Resmen acı çektiğimi söyleyebilirim şuanda. Bu acı çekmeler insanda gözyaşı yapıyor çok tuhaf.

Egosu yüksek birini kalabalık içinde tanıyamıyorum. İlla ağzıma sıçması gerekiyor ki anliyim.
Şu aşırı küsen, alınan, kıskançlık yapan ve rezil bir şekilde sana ayar vermeye çalışan insanlar var ya.
O insanlardan çok var hayatımda.
Bir dönem benle yapışık ikiz gibi takılıyorlar, bana şiirler yazacak kadar beni seviyorlar, sonra onlardan bağımsız biri olduğuma dair bir belirti gösterdiğimde bana saldırıyorlar. Ben de bu koltukta oturup sezercik filmlerindeki mimiklerle ağlamamaya çalışıyorum.

Bir arkadaşımın veya annem gibi gördüğüm birinin, kardeş yerine koyduğum insanın arkamdan saydırdığı lafları öğrenince  niye normal insan gibi
"hadi len ordan kimmiş o" diyemiyorum?

Böyle diyaloglara karşı geliştirebileceğim bir üslubum yok. Döt gibi kalıyorum.
Anlıyorum ki bir yerde egosuna bi ihmal yapmışız hanfendinin, o da naçizane kuluna bu sefer tölerans göstermemiş.
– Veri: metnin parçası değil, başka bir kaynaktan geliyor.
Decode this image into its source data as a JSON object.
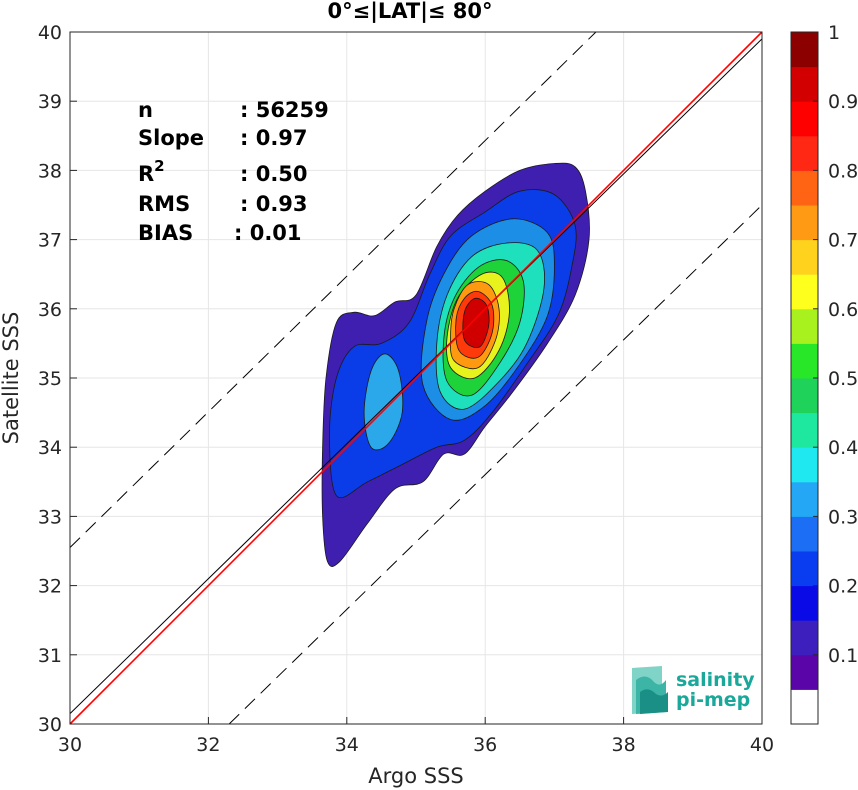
{
  "chart_data": {
    "type": "heatmap",
    "title": "0°≤|LAT|≤ 80°",
    "xlabel": "Argo SSS",
    "ylabel": "Satellite SSS",
    "xlim": [
      30,
      40
    ],
    "ylim": [
      30,
      40
    ],
    "xticks": [
      "30",
      "32",
      "34",
      "36",
      "38",
      "40"
    ],
    "yticks": [
      "30",
      "31",
      "32",
      "33",
      "34",
      "35",
      "36",
      "37",
      "38",
      "39",
      "40"
    ],
    "grid": true,
    "stats": [
      {
        "label": "n",
        "value": ": 56259"
      },
      {
        "label": "Slope",
        "value": ": 0.97"
      },
      {
        "label": "R",
        "sup": "2",
        "value": ": 0.50"
      },
      {
        "label": "RMS",
        "value": ": 0.93"
      },
      {
        "label": "BIAS",
        "value": ": 0.01"
      }
    ],
    "lines": {
      "identity": {
        "x": [
          30,
          40
        ],
        "y": [
          30.15,
          39.9
        ],
        "color": "#000000"
      },
      "fit": {
        "x": [
          30,
          40
        ],
        "y": [
          30.0,
          40.0
        ],
        "color": "#ff0000"
      },
      "upper_bound": {
        "x": [
          30,
          37.6
        ],
        "y": [
          32.55,
          40.0
        ],
        "color": "#000000",
        "dash": true
      },
      "lower_bound": {
        "x": [
          32.3,
          40
        ],
        "y": [
          30.0,
          37.5
        ],
        "color": "#000000",
        "dash": true
      }
    },
    "density_peak": {
      "x": 35.9,
      "y": 35.9
    },
    "contour_levels": [
      {
        "level": 0.05,
        "color": "#3f1fb0",
        "points": [
          [
            33.72,
            32.35
          ],
          [
            33.9,
            32.35
          ],
          [
            34.3,
            32.9
          ],
          [
            34.7,
            33.4
          ],
          [
            35.1,
            33.5
          ],
          [
            35.4,
            33.9
          ],
          [
            35.7,
            33.9
          ],
          [
            36.0,
            34.3
          ],
          [
            36.4,
            34.8
          ],
          [
            36.9,
            35.5
          ],
          [
            37.3,
            36.2
          ],
          [
            37.5,
            37.0
          ],
          [
            37.45,
            37.7
          ],
          [
            37.3,
            38.05
          ],
          [
            37.0,
            38.1
          ],
          [
            36.5,
            38.0
          ],
          [
            36.0,
            37.7
          ],
          [
            35.6,
            37.35
          ],
          [
            35.3,
            36.9
          ],
          [
            35.0,
            36.2
          ],
          [
            34.7,
            36.1
          ],
          [
            34.4,
            35.9
          ],
          [
            34.1,
            35.95
          ],
          [
            33.85,
            35.8
          ],
          [
            33.7,
            35.0
          ],
          [
            33.65,
            34.0
          ],
          [
            33.65,
            33.0
          ]
        ]
      },
      {
        "level": 0.2,
        "color": "#0a3ce8",
        "points": [
          [
            33.85,
            33.3
          ],
          [
            34.3,
            33.5
          ],
          [
            34.8,
            33.75
          ],
          [
            35.3,
            34.0
          ],
          [
            35.7,
            34.1
          ],
          [
            36.1,
            34.5
          ],
          [
            36.6,
            35.2
          ],
          [
            37.05,
            35.9
          ],
          [
            37.25,
            36.6
          ],
          [
            37.3,
            37.2
          ],
          [
            37.0,
            37.65
          ],
          [
            36.5,
            37.7
          ],
          [
            36.0,
            37.4
          ],
          [
            35.5,
            37.05
          ],
          [
            35.2,
            36.5
          ],
          [
            34.9,
            35.8
          ],
          [
            34.5,
            35.5
          ],
          [
            34.1,
            35.45
          ],
          [
            33.85,
            35.0
          ],
          [
            33.75,
            34.2
          ]
        ]
      },
      {
        "level": 0.3,
        "color": "#1c8ee6",
        "points": [
          [
            35.1,
            34.9
          ],
          [
            35.5,
            34.4
          ],
          [
            36.0,
            34.6
          ],
          [
            36.5,
            35.2
          ],
          [
            36.9,
            35.9
          ],
          [
            37.0,
            36.6
          ],
          [
            36.9,
            37.1
          ],
          [
            36.4,
            37.3
          ],
          [
            35.8,
            37.05
          ],
          [
            35.4,
            36.5
          ],
          [
            35.15,
            35.8
          ]
        ]
      },
      {
        "level": 0.3,
        "color": "#2aa8ea",
        "points": [
          [
            34.35,
            34.0
          ],
          [
            34.6,
            34.05
          ],
          [
            34.8,
            34.5
          ],
          [
            34.75,
            35.1
          ],
          [
            34.55,
            35.35
          ],
          [
            34.35,
            35.1
          ],
          [
            34.25,
            34.5
          ]
        ]
      },
      {
        "level": 0.4,
        "color": "#1fe0bd",
        "points": [
          [
            35.35,
            34.8
          ],
          [
            35.7,
            34.55
          ],
          [
            36.2,
            34.95
          ],
          [
            36.6,
            35.5
          ],
          [
            36.85,
            36.3
          ],
          [
            36.75,
            36.85
          ],
          [
            36.3,
            36.95
          ],
          [
            35.8,
            36.75
          ],
          [
            35.45,
            36.2
          ],
          [
            35.3,
            35.5
          ]
        ]
      },
      {
        "level": 0.5,
        "color": "#1ed23a",
        "points": [
          [
            35.45,
            34.95
          ],
          [
            35.8,
            34.75
          ],
          [
            36.2,
            35.2
          ],
          [
            36.5,
            35.8
          ],
          [
            36.55,
            36.4
          ],
          [
            36.3,
            36.7
          ],
          [
            35.9,
            36.6
          ],
          [
            35.55,
            36.15
          ],
          [
            35.4,
            35.55
          ]
        ]
      },
      {
        "level": 0.6,
        "color": "#e8f21c",
        "points": [
          [
            35.5,
            35.15
          ],
          [
            35.85,
            35.0
          ],
          [
            36.2,
            35.4
          ],
          [
            36.35,
            35.95
          ],
          [
            36.25,
            36.45
          ],
          [
            35.95,
            36.5
          ],
          [
            35.6,
            36.15
          ],
          [
            35.45,
            35.6
          ]
        ]
      },
      {
        "level": 0.7,
        "color": "#ff9a10",
        "points": [
          [
            35.55,
            35.25
          ],
          [
            35.9,
            35.15
          ],
          [
            36.15,
            35.55
          ],
          [
            36.2,
            36.0
          ],
          [
            36.05,
            36.35
          ],
          [
            35.75,
            36.35
          ],
          [
            35.55,
            36.0
          ],
          [
            35.5,
            35.6
          ]
        ]
      },
      {
        "level": 0.8,
        "color": "#ff3a0a",
        "points": [
          [
            35.62,
            35.4
          ],
          [
            35.9,
            35.3
          ],
          [
            36.1,
            35.65
          ],
          [
            36.1,
            36.05
          ],
          [
            35.9,
            36.25
          ],
          [
            35.7,
            36.15
          ],
          [
            35.58,
            35.85
          ]
        ]
      },
      {
        "level": 0.9,
        "color": "#d00000",
        "points": [
          [
            35.7,
            35.55
          ],
          [
            35.92,
            35.45
          ],
          [
            36.05,
            35.75
          ],
          [
            36.02,
            36.05
          ],
          [
            35.85,
            36.15
          ],
          [
            35.7,
            35.95
          ]
        ]
      }
    ],
    "colorbar": {
      "ticks": [
        "0.1",
        "0.2",
        "0.3",
        "0.4",
        "0.5",
        "0.6",
        "0.7",
        "0.8",
        "0.9",
        "1"
      ],
      "colors": [
        "#ffffff",
        "#5a05a8",
        "#3c1fbd",
        "#0a0ae6",
        "#0a3cf0",
        "#1c6ef5",
        "#24a8f5",
        "#20e8f0",
        "#1ee8a0",
        "#1ed25a",
        "#28e628",
        "#a8f01e",
        "#ffff1e",
        "#ffd21e",
        "#ff9a14",
        "#ff6414",
        "#ff2814",
        "#ff0000",
        "#d20000",
        "#8c0000"
      ]
    },
    "logo": {
      "line1": "salinity",
      "line2": "pi-mep",
      "color": "#1aa89a"
    }
  }
}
Eskiden "seni anlamaya çalışıyorum, bunun adına empati diyorum" vardı
şimdi
"Çıkarlarını anlamaya çalışıyorum, bunun adına ego diyorum" var.

Nerdeymiş o eski bayramlar. Ben bayramda bana küsmemiş insanı parmakla anca sayarken.



25.08.2011

Duman avcılarının dikkatine


Bu sabah sigarayı 15 sene önce bırakmış biriyle, 15 senedir bırakmaya çalışan biri Kıbrıs'ta kahvaltı ediyordu. Ben de köşede sigara içiyordum. "Rahatsız olmazsanız?" diyip elimdeki sigarayı işaret ederek göstermemle aralarında sigara sohbeti başladı.



Tabi ki konuyu açan, sigarayı bırakmış bey oldu.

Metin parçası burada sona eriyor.